Recall and Learn: Fine-tuning Deep Pretrained Language Models with Less Forgetting
This addresses the problem of performance degradation in transfer learning for NLP practitioners, though it is incremental as it builds on existing fine-tuning paradigms.
The paper tackles catastrophic forgetting in fine-tuning pretrained language models by introducing a recall and learn mechanism that jointly learns pretraining and downstream tasks, achieving state-of-the-art performance on the GLUE benchmark and enabling BERT-base to outperform BERT-large.
Deep pretrained language models have achieved great success in the way of pretraining first and then fine-tuning. But such a sequential transfer learning paradigm often confronts the catastrophic forgetting problem and leads to sub-optimal performance. To fine-tune with less forgetting, we propose a recall and learn mechanism, which adopts the idea of multi-task learning and jointly learns pretraining tasks and downstream tasks.

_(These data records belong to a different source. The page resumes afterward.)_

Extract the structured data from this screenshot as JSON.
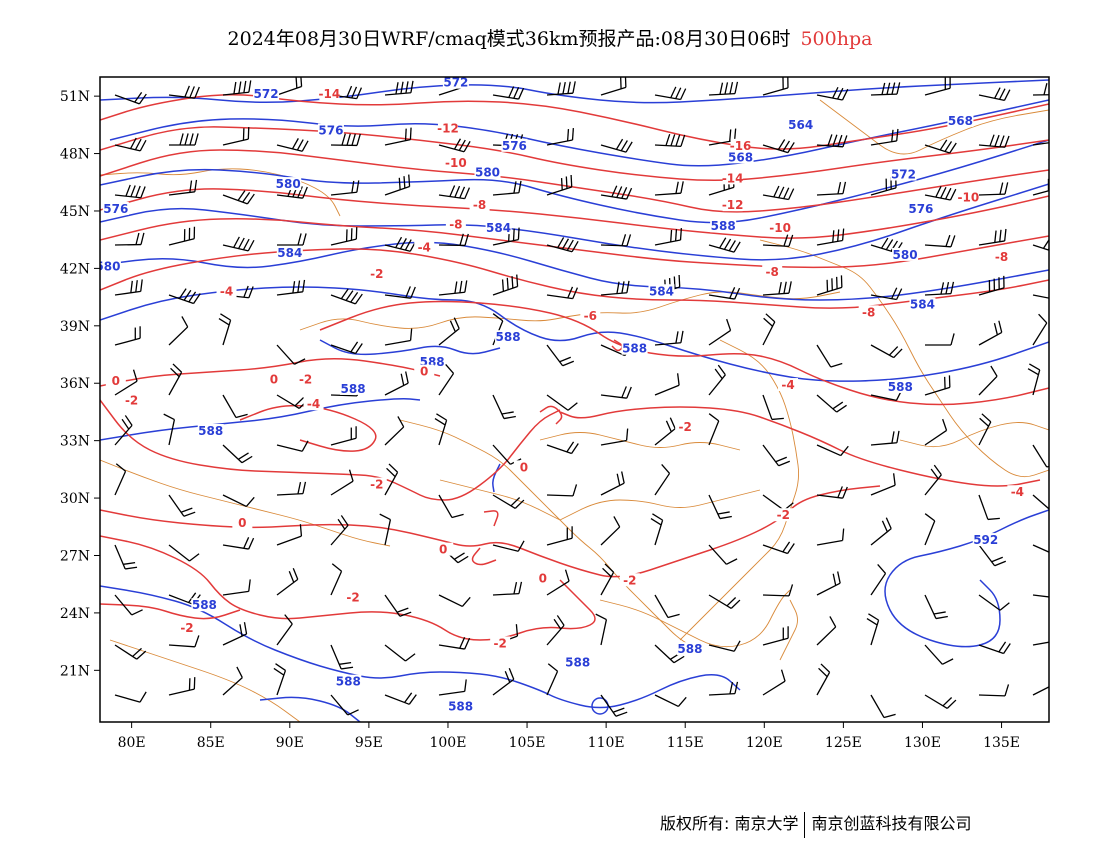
{
  "title": {
    "main": "2024年08月30日WRF/cmaq模式36km预报产品:08月30日06时",
    "level": "500hpa"
  },
  "axes": {
    "lon_labels": [
      "80E",
      "85E",
      "90E",
      "95E",
      "100E",
      "105E",
      "110E",
      "115E",
      "120E",
      "125E",
      "130E",
      "135E"
    ],
    "lon_values": [
      80,
      85,
      90,
      95,
      100,
      105,
      110,
      115,
      120,
      125,
      130,
      135
    ],
    "lat_labels": [
      "51N",
      "48N",
      "45N",
      "42N",
      "39N",
      "36N",
      "33N",
      "30N",
      "27N",
      "24N",
      "21N"
    ],
    "lat_values": [
      51,
      48,
      45,
      42,
      39,
      36,
      33,
      30,
      27,
      24,
      21
    ],
    "lon_range": [
      78,
      138
    ],
    "lat_range": [
      18.3,
      52
    ]
  },
  "height_contours": {
    "unit_hint": "dagpm",
    "color": "#2a3fd6",
    "labels": [
      {
        "text": "572",
        "lon": 88.5,
        "lat": 51.0
      },
      {
        "text": "572",
        "lon": 100.5,
        "lat": 51.6
      },
      {
        "text": "576",
        "lon": 92.6,
        "lat": 49.1
      },
      {
        "text": "576",
        "lon": 104.2,
        "lat": 48.3
      },
      {
        "text": "580",
        "lon": 89.9,
        "lat": 46.3
      },
      {
        "text": "580",
        "lon": 102.5,
        "lat": 46.9
      },
      {
        "text": "576",
        "lon": 79.0,
        "lat": 45.0
      },
      {
        "text": "584",
        "lon": 103.2,
        "lat": 44.0
      },
      {
        "text": "584",
        "lon": 90.0,
        "lat": 42.7
      },
      {
        "text": "580",
        "lon": 78.5,
        "lat": 42.0
      },
      {
        "text": "588",
        "lon": 103.8,
        "lat": 38.3
      },
      {
        "text": "588",
        "lon": 99.0,
        "lat": 37.0
      },
      {
        "text": "588",
        "lon": 94.0,
        "lat": 35.6
      },
      {
        "text": "588",
        "lon": 85.0,
        "lat": 33.4
      },
      {
        "text": "588",
        "lon": 111.8,
        "lat": 37.7
      },
      {
        "text": "584",
        "lon": 113.5,
        "lat": 40.7
      },
      {
        "text": "588",
        "lon": 117.4,
        "lat": 44.1
      },
      {
        "text": "568",
        "lon": 118.5,
        "lat": 47.7
      },
      {
        "text": "564",
        "lon": 122.3,
        "lat": 49.4
      },
      {
        "text": "568",
        "lon": 132.4,
        "lat": 49.6
      },
      {
        "text": "572",
        "lon": 128.8,
        "lat": 46.8
      },
      {
        "text": "576",
        "lon": 129.9,
        "lat": 45.0
      },
      {
        "text": "580",
        "lon": 128.9,
        "lat": 42.6
      },
      {
        "text": "584",
        "lon": 130.0,
        "lat": 40.0
      },
      {
        "text": "588",
        "lon": 128.6,
        "lat": 35.7
      },
      {
        "text": "592",
        "lon": 134.0,
        "lat": 27.7
      },
      {
        "text": "588",
        "lon": 84.6,
        "lat": 24.3
      },
      {
        "text": "588",
        "lon": 108.2,
        "lat": 21.3
      },
      {
        "text": "588",
        "lon": 115.3,
        "lat": 22.0
      },
      {
        "text": "588",
        "lon": 93.7,
        "lat": 20.3
      },
      {
        "text": "588",
        "lon": 100.8,
        "lat": 19.0
      }
    ]
  },
  "temperature_contours": {
    "unit_hint": "°C",
    "color": "#e23a3a",
    "labels": [
      {
        "text": "-14",
        "lon": 92.5,
        "lat": 51.0
      },
      {
        "text": "-12",
        "lon": 100.0,
        "lat": 49.2
      },
      {
        "text": "-10",
        "lon": 100.5,
        "lat": 47.4
      },
      {
        "text": "-8",
        "lon": 102.0,
        "lat": 45.2
      },
      {
        "text": "-8",
        "lon": 100.5,
        "lat": 44.2
      },
      {
        "text": "-4",
        "lon": 98.5,
        "lat": 43.0
      },
      {
        "text": "-2",
        "lon": 95.5,
        "lat": 41.6
      },
      {
        "text": "-4",
        "lon": 86.0,
        "lat": 40.7
      },
      {
        "text": "-16",
        "lon": 118.5,
        "lat": 48.3
      },
      {
        "text": "-14",
        "lon": 118.0,
        "lat": 46.6
      },
      {
        "text": "-12",
        "lon": 118.0,
        "lat": 45.2
      },
      {
        "text": "-10",
        "lon": 121.0,
        "lat": 44.0
      },
      {
        "text": "-8",
        "lon": 120.5,
        "lat": 41.7
      },
      {
        "text": "-10",
        "lon": 132.9,
        "lat": 45.6
      },
      {
        "text": "-8",
        "lon": 135.0,
        "lat": 42.5
      },
      {
        "text": "-8",
        "lon": 126.6,
        "lat": 39.6
      },
      {
        "text": "-6",
        "lon": 109.0,
        "lat": 39.4
      },
      {
        "text": "0",
        "lon": 98.5,
        "lat": 36.5
      },
      {
        "text": "-2",
        "lon": 91.0,
        "lat": 36.1
      },
      {
        "text": "0",
        "lon": 79.0,
        "lat": 36.0
      },
      {
        "text": "-2",
        "lon": 80.0,
        "lat": 35.0
      },
      {
        "text": "-4",
        "lon": 91.5,
        "lat": 34.8
      },
      {
        "text": "0",
        "lon": 89.0,
        "lat": 36.1
      },
      {
        "text": "-4",
        "lon": 121.5,
        "lat": 35.8
      },
      {
        "text": "-2",
        "lon": 115.0,
        "lat": 33.6
      },
      {
        "text": "0",
        "lon": 104.8,
        "lat": 31.5
      },
      {
        "text": "-2",
        "lon": 95.5,
        "lat": 30.6
      },
      {
        "text": "-4",
        "lon": 136.0,
        "lat": 30.2
      },
      {
        "text": "-2",
        "lon": 121.2,
        "lat": 29.0
      },
      {
        "text": "0",
        "lon": 87.0,
        "lat": 28.6
      },
      {
        "text": "0",
        "lon": 99.7,
        "lat": 27.2
      },
      {
        "text": "0",
        "lon": 106.0,
        "lat": 25.7
      },
      {
        "text": "-2",
        "lon": 111.5,
        "lat": 25.6
      },
      {
        "text": "-2",
        "lon": 94.0,
        "lat": 24.7
      },
      {
        "text": "-2",
        "lon": 83.5,
        "lat": 23.1
      },
      {
        "text": "-2",
        "lon": 103.3,
        "lat": 22.3
      }
    ]
  },
  "footer": {
    "left": "版权所有: 南京大学",
    "right": "南京创蓝科技有限公司"
  }
}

Specifically, we propose a Pretraining Simulation mechanism to recall the knowledge from pretraining tasks without data, and an Objective Shifting mechanism to focus the learning on downstream tasks gradually. Experiments show that our method achieves state-of-the-art performance on the GLUE benchmark. Our method also enables BERT-base to achieve better performance than directly fine-tuning of BERT-large. Further, we provide the open-source RecAdam optimizer, which integrates the proposed mechanisms into Adam optimizer, to facility the NLP community.